Okay, the next recipe is for Scalloped Potatoes and Ham, and I’m going to apologize up front. This recipe calls for a can of condensed soup. I don’t ordinarily use the stuff since I’ve outgrown it. But I’ve never found an acceptable substitute for it.
- 1 1/2 pounds potatoes
- 1 cups grated cheese
- 2 cups cooked ham
- 1 medium onion
- 1 can cream of mushroom soup or cream of celery soup
- pepper and paprika
Peel the potatoes and slice thin. Cut the ham into cubes, or into strips. I’ve done both and both are good. Peel the onion and slice into rings as thin as possible. Use whatever is your favorite cheese or a cheese blend. Mostly, I use cheddar, but I’ve also used Swiss and gruyere. Just don’t use American or Velveeta since they break apart. Grease the inside of the slow cooker, I use butter mostly. Sometimes, I use butter flavored spray. Layer half the potatoes, ham, onion, and cheese, then repeat the layers with remaining ingredients.
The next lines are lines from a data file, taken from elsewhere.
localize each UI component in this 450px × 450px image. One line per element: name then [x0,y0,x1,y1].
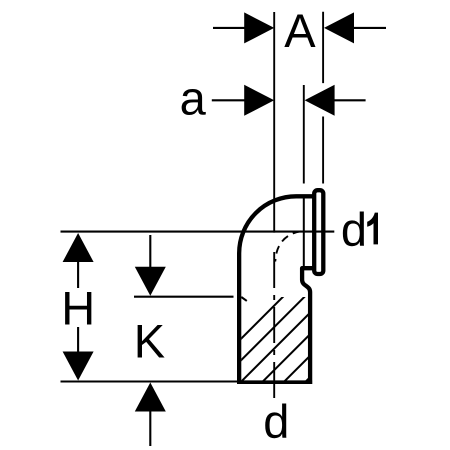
node extA-right [322,12,324,83]
wire dimH-arrow-up [63,233,94,262]
svg-text:K: K [134,314,165,367]
wire dima-arrow-right [305,85,335,116]
wire dima-right-tail [333,99,366,101]
wire dima-left-tail [212,99,246,101]
wire elbow-bottom-edge [237,380,312,384]
wire dimK-tail-lower [149,410,151,447]
capacitor gasket-flange [314,190,323,274]
node centerline-dashdot [273,252,275,399]
wire line-bottom [61,380,241,382]
svg-text:d: d [263,395,289,448]
node centerline-extension [273,12,275,233]
svg-text:a: a [180,71,207,124]
node extA-right-lower [322,117,324,184]
wire hatch-section [194,292,395,386]
wire dimA-left-tail [213,27,246,29]
wire socket-chamfer [241,297,247,301]
wire dimK-arrow-up [135,383,166,412]
wire bore-hidden-arc [275,231,300,261]
node label-d1-digit [367,213,378,245]
wire pipe-end-face [303,198,305,266]
wire dimA-right-tail [352,27,386,29]
svg-text:A: A [284,4,316,57]
wire dimH-tail-lower [77,327,79,354]
wire elbow-outline-left-top [239,196,314,382]
wire dimK-arrow-down [135,267,166,296]
wire dimA-arrow-right [324,12,354,43]
wire line-K-top [134,296,234,298]
wire dimH-tail-upper [77,260,79,288]
svg-text:H: H [61,282,95,335]
wire dimK-tail-upper [149,235,151,268]
wire line-d1-axis [61,231,335,233]
svg-text:d: d [341,203,367,256]
wire dima-arrow-left [244,85,274,116]
wire dimA-arrow-left [244,12,274,43]
wire dimH-arrow-down [63,352,94,381]
wire elbow-right-edge [302,268,315,384]
node exta-right [303,85,305,184]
Do not dilute the soup, but whisk it with a fork to make it more pourable. Pour the soup over the top spreading to cover. Sprinkle with pepper and paprika. Cover and cook on low for 6-8 hour, until the potatoes are soft. Do not cook this on high as it will scorch. Turn cooker off and uncover. Allow to cool for 20 minutes and serve. It can stand alone as a main course, or can be served as a side.
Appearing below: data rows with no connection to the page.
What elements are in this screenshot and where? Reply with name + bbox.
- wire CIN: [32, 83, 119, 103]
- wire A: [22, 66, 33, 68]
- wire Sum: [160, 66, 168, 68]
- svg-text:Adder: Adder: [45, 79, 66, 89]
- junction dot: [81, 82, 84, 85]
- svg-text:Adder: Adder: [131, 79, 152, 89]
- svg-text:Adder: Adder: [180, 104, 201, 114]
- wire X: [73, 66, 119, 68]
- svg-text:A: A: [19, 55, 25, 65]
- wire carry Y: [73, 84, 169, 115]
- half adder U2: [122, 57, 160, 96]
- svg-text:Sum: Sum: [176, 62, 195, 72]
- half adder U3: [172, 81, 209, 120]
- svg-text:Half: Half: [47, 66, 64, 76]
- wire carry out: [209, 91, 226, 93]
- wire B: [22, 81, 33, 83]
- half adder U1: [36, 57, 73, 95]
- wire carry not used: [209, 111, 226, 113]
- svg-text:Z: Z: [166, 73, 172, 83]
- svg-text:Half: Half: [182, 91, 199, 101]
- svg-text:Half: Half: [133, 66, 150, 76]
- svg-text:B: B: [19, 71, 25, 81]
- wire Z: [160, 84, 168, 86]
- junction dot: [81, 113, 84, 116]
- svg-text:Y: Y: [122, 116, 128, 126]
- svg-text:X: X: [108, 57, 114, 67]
As I was writing this, my mind was wandering on some level back to pot lucks and church gatherings from my childhood. I remembered one where the minister’s wife invited the whole church back to their house for Sunday lunch, pot luck style. I don’t remember what I brought (probably a cake), but I remember there was a huge bowl of potato salad the minister’s wife had made. It was quite impressive and looked like it could feed 50 people, about the twice the number that were there. She looked quite proud of the spread she had put out. While I was looking over the table, one of the older ladies from the Busybody Squad remarked on how delicious the potato salad looked. She took a small taste and said, “Oh, my, it seems very dry.” I looked at the mayonnaise slathered thickly on the vegetables and wondered what the heck she was talking about. Without batting an eye or asked permission, she grabbed the jar of mayonnaise standing nearby for sandwiches, and put a large dollop in the center of the salad. Using a minimum of movement, she spread the dressing through the part of the salad it sat upon. Then she took her spoon and tasted the area she had just “fixed.” “Much better!” she cried and wandered away. The look on the face of our hostess was priceless. I bit back laughter, caught her eye, and grinned in sympathy. She made a small hitting motion, winked and walked away.